Figures A5.1 and A5.2 in Annex 5.A offer additional analyses that compare the results from both assessments following the aggregation rule used in 2016. They show that using the average of experts’ ratings as a measure of AI performance on PIAAC produces results similar to those following the majority rule. At each level of question difficulty, AI performance in literacy assessed with the average expert rating is higher in 2021 than in 2016. At Level 4 and above, the increase in literacy performance indicated by the “average” approach is smaller than the increase produced with the “majority” approach. This may have to do with the small number of questions and the bigger disagreement at this level, producing arbitrariness in results.

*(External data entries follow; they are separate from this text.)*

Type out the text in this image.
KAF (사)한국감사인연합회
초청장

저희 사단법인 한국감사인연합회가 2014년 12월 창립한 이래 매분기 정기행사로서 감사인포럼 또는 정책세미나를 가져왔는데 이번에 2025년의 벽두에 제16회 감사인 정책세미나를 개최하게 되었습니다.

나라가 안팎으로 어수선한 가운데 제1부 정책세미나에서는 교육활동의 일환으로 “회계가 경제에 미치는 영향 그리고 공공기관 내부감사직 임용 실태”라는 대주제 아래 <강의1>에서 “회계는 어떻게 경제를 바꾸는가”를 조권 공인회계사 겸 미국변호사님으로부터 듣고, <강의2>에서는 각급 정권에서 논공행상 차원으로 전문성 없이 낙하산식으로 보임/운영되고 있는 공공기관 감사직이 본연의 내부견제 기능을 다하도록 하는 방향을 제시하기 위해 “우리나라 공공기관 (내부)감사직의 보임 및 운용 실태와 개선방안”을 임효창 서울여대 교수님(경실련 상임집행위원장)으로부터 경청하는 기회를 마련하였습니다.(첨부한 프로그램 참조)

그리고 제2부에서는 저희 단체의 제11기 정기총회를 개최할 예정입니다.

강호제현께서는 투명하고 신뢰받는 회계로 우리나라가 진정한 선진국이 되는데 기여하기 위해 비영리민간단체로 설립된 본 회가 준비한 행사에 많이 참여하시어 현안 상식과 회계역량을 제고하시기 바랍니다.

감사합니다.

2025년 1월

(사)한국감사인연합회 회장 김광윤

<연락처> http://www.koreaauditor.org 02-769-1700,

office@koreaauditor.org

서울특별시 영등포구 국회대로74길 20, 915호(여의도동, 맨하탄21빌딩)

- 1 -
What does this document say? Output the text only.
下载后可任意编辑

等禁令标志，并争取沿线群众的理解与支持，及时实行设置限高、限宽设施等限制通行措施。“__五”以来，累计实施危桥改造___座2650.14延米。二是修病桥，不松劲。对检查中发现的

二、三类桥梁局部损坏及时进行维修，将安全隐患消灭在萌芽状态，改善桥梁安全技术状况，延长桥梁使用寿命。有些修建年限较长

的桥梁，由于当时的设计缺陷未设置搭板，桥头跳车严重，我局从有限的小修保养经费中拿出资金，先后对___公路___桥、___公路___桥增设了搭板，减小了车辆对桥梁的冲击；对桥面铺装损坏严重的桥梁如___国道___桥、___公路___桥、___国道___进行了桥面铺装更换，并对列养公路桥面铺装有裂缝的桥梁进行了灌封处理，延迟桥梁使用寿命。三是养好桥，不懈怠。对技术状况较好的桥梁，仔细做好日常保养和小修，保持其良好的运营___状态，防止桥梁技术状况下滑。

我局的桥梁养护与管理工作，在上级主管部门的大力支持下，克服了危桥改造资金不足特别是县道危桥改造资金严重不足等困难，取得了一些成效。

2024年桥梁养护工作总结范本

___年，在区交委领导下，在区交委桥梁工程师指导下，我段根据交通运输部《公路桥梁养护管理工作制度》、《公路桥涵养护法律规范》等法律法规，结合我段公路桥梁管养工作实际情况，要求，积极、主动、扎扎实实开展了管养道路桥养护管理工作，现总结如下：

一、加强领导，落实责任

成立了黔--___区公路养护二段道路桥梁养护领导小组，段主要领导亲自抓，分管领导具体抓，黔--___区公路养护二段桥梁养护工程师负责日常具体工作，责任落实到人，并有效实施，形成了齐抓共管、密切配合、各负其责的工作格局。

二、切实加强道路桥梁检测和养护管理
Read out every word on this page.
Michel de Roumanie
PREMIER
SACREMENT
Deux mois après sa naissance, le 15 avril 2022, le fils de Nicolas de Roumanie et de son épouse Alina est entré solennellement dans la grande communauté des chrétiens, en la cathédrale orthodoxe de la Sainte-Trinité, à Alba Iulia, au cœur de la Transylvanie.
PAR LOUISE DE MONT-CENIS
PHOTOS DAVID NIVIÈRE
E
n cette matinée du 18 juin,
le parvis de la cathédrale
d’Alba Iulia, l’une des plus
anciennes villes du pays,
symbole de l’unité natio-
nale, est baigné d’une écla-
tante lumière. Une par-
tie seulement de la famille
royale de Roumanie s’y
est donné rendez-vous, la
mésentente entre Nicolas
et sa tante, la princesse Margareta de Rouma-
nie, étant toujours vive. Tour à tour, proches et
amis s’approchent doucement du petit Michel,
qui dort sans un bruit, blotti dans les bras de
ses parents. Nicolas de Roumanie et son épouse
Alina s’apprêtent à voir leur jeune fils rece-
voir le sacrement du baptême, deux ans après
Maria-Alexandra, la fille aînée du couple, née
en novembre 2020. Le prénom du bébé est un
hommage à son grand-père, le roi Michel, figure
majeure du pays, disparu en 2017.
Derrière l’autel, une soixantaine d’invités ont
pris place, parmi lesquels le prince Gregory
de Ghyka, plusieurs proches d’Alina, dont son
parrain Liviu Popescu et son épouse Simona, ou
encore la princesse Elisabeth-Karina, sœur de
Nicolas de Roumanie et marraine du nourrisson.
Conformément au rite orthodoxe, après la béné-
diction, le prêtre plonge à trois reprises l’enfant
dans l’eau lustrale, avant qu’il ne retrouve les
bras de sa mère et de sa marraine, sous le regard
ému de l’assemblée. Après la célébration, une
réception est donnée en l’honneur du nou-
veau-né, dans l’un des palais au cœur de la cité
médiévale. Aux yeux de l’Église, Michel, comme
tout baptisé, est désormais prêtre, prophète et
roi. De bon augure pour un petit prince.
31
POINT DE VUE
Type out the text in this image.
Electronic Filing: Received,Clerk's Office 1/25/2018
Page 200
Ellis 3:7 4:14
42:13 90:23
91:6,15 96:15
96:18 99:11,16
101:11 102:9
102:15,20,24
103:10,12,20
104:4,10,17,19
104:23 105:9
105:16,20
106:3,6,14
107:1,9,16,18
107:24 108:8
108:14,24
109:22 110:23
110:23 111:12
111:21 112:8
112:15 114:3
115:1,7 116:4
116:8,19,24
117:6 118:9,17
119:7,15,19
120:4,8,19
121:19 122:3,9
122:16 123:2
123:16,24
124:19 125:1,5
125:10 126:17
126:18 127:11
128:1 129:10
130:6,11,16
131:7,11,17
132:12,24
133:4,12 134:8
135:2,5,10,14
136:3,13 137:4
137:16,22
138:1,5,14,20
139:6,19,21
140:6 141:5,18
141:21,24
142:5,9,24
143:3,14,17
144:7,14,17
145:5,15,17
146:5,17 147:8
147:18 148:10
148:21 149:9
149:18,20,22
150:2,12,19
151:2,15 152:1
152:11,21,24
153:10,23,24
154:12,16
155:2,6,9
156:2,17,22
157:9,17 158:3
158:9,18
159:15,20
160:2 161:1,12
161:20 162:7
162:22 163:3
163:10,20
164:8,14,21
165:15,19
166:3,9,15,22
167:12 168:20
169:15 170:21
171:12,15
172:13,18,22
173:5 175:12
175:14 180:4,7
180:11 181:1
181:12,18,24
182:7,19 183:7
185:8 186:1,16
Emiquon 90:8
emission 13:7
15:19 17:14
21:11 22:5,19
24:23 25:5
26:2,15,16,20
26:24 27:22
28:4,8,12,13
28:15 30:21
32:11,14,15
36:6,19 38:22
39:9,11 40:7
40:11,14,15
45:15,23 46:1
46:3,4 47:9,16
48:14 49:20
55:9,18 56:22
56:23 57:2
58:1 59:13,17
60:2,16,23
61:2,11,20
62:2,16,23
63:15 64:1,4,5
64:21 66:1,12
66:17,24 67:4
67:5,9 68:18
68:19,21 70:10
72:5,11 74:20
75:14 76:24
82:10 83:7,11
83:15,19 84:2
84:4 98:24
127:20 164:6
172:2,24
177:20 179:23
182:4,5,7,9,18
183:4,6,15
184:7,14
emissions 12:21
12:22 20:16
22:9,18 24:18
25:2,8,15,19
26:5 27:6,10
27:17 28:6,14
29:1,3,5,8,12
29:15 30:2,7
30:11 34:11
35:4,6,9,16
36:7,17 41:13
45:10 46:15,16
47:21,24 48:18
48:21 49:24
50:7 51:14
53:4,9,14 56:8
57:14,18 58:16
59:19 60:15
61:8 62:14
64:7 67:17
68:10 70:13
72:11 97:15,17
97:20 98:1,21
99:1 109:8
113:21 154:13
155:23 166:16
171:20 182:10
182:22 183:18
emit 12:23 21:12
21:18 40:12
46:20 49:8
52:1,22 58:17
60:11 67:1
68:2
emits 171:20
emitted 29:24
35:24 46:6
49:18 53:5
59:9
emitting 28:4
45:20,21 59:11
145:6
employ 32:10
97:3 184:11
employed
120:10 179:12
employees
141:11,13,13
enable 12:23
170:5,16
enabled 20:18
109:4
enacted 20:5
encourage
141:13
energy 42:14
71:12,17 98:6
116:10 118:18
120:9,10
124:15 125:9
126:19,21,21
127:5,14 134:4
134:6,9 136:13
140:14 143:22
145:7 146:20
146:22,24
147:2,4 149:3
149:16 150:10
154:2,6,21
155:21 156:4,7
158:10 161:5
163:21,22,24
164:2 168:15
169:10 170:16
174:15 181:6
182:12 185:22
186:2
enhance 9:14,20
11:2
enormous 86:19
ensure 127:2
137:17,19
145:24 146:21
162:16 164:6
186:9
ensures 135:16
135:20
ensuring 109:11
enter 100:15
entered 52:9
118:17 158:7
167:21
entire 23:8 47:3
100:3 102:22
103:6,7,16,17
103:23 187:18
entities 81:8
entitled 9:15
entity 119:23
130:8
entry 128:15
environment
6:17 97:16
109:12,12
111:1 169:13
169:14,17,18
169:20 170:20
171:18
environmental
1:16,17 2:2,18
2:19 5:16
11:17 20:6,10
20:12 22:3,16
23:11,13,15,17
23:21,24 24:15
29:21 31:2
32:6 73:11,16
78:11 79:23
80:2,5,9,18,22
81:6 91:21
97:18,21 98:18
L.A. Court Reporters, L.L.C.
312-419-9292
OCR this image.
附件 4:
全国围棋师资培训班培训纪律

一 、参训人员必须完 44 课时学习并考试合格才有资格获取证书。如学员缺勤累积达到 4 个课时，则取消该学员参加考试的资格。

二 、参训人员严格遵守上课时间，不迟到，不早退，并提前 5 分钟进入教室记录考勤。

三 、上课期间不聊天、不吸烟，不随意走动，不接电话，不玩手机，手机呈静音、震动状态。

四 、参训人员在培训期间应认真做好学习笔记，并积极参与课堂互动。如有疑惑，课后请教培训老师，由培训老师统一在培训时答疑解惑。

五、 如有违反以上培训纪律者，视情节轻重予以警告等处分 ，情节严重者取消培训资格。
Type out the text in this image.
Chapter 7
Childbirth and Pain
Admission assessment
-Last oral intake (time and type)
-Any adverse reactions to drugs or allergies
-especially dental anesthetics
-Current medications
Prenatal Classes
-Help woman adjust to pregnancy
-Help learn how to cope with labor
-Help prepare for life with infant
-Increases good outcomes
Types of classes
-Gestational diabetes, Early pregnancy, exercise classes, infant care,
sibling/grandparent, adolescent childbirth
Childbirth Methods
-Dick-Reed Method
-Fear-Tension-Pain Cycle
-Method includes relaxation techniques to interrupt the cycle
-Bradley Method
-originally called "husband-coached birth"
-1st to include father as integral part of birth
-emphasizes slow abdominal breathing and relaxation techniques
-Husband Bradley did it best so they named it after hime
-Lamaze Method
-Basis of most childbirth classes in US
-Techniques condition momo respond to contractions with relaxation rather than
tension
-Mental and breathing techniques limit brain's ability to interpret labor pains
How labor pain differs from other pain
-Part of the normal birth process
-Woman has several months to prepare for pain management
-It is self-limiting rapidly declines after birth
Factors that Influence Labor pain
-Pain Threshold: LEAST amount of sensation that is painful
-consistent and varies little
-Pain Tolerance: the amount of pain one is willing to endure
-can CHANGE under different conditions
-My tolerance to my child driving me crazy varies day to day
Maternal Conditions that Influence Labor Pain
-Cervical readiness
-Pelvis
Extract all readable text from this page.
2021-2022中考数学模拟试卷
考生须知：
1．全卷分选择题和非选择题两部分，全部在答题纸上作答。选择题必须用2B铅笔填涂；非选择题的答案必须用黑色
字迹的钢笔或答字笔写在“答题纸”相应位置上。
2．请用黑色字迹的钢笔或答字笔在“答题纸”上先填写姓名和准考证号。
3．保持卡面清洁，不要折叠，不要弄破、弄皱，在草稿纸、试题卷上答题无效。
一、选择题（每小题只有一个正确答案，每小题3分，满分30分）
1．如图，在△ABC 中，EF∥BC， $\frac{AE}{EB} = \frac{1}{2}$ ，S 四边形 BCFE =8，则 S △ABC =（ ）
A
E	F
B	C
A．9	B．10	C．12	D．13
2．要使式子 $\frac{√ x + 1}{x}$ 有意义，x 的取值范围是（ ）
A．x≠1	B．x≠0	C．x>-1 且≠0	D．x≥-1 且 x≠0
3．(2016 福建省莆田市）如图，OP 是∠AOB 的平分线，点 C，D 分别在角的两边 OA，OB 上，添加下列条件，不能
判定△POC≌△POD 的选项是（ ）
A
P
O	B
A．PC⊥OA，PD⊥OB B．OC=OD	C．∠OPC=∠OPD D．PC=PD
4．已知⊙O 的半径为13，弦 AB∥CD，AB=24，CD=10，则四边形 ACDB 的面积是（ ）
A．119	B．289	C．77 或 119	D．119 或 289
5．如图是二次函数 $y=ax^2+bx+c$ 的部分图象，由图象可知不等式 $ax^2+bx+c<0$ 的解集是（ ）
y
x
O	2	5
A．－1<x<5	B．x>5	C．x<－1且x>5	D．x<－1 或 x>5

← 2. The results for numeracy for 2016 differ from those reported by Elliott (2017[1]) because they rely on the majority rating and not the average rating of experts (see note 1 above). Figures A5.3 and A5.4 in Annex 5.A present results for 2016 and 2021 obtained by averaging ratings across experts and questions, as done in Elliott (2017[1]). Similar to the results relying on the majority of experts’ ratings, the results relying on averages show lower AI numeracy performance in 2021 than in 2016. However, the decline in AI performance indicated by the “average” approach is smaller than the one indicated by the “majority” approach at Level 3 and higher. Questions at these difficulty levels received similar shares of Yes- and No-votes in both assessments. This leads to arbitrary results when using the majority vote as AI’s success on these questions is usually decided by a difference of only one vote. By contrast, the “average” approach produces measures close to 50% at these levels since it averages similar shares of 0% and 100% ratings, ignoring that these evaluations reflect disagreement rather than medium AI performance.